It is widely accepted, not least in the agreement establishing the World Trade Organization (WTO), that the purpose of the world trade regime is to raise living standards all around the world — rather than to maximize trade per se. Increasingly, however, the WTO and multilateral lending agencies have come to view these two goals — promoting development and maximizing trade — as synonymous, to the point where the latter easily substitutes for the former. The net result is a confounding of ends and means. Trade has become the lens through which development is perceived, rather than the other way around.
Imagine a trading regime in which trade rules are determined so as to maximize development potential, particularly that of the poorest nations in the world. Instead of asking, "How do we maximize trade and market access?" negotiators would ask, "How do we enable countries to grow out of poverty?" Would such a regime look different than the one that exists currently?
The answer depends on how one interprets recent economic history and the role that trade openness plays in the course of economic development.
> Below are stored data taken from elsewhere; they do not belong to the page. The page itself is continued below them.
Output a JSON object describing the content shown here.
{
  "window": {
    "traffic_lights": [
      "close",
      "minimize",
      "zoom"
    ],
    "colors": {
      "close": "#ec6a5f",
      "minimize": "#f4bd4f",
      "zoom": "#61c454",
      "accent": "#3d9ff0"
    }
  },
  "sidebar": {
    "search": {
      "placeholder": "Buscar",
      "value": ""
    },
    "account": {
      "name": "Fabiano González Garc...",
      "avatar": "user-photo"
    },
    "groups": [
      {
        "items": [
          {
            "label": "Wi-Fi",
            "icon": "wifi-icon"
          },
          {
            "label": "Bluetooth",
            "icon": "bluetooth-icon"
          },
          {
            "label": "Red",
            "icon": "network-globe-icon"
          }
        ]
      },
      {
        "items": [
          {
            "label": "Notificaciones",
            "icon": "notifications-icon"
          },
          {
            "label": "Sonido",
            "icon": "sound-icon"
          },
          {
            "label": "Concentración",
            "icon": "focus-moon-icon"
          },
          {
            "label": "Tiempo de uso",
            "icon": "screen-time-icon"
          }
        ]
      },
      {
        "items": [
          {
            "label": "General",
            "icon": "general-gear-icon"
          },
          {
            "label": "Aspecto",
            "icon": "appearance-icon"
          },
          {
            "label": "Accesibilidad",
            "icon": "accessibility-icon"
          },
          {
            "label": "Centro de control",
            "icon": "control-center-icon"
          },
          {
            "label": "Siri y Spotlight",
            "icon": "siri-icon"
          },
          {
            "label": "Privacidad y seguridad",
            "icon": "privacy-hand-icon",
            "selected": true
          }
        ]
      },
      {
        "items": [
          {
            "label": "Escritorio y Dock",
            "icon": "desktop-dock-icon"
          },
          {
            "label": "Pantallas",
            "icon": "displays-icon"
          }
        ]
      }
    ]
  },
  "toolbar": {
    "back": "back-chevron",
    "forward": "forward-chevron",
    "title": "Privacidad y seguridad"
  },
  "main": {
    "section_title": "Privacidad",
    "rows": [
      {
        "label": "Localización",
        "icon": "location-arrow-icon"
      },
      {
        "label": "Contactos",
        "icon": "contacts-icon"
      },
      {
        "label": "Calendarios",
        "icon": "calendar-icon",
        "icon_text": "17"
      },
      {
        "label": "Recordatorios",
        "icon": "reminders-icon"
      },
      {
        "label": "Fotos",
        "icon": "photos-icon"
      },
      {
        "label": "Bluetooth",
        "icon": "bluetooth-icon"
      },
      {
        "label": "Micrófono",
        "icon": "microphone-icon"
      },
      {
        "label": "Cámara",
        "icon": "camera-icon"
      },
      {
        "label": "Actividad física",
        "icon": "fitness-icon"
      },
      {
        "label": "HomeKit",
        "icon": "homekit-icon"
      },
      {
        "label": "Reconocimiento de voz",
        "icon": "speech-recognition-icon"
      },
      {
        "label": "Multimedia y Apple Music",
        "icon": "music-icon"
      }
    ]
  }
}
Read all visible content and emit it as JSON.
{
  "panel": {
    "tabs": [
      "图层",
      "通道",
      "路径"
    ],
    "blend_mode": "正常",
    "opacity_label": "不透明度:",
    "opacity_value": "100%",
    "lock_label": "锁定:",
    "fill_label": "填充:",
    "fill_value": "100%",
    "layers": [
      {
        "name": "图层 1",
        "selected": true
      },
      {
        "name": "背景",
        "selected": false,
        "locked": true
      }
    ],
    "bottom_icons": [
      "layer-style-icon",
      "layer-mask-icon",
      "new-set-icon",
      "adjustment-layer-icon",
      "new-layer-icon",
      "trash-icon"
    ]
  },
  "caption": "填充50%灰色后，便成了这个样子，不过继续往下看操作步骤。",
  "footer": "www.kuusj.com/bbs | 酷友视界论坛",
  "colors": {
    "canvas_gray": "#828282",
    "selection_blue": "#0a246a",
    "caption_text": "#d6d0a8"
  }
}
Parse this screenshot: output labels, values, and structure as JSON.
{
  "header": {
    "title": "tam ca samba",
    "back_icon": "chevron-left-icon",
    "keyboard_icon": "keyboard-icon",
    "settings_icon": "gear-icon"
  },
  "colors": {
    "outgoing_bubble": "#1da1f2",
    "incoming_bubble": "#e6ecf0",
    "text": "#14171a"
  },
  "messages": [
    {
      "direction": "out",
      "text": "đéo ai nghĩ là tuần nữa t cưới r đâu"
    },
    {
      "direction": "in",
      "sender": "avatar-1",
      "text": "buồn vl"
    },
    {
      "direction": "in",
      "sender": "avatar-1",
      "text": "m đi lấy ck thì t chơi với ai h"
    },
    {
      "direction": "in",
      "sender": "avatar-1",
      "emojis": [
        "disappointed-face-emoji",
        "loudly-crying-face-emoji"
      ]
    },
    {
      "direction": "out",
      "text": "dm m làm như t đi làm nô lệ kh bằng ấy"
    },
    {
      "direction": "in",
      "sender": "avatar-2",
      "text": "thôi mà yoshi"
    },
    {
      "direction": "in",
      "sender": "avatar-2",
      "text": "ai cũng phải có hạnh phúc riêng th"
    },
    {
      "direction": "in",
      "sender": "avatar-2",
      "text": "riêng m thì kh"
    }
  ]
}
The prevailing view in G7 capitals and multilateral lending agencies is that economic growth is dependent upon integration into the global economy. Successful integration in turn requires both enhanced market access in the advanced industrial countries and a range of institutional reforms at home (ranging from legal and administrative reform to safety nets) to render economic openness viable and growth – promoting. This can be ca lled the "enlightened standard view" – enlightened because of its recognition that there is more to integration than simply lowering tariff and non–tariff barriers to trade, and standard because it represents the conventional wisdom.In this conception, the WTO ’s focus on expanding market access and deepening integration through the harmonization of a wide range of "trade–related" practices is precisely what development requires.
This paper presents an alternative account of economic development, one which questions the centrality of trade and trade policy and emphasizes instead the critical role of domestic institutional innovations. It argues that economic growth is rarely sparked by imported blueprints and opening up the economy is hardly ever critical at the outset. Initial reforms instead tend to combine unconventional institutional innovations with some elements from the orthodox recipe. They are country–specific, based on local knowledge and experimentation. They are targeted to domestic investors and tailored to domestic institutional realities.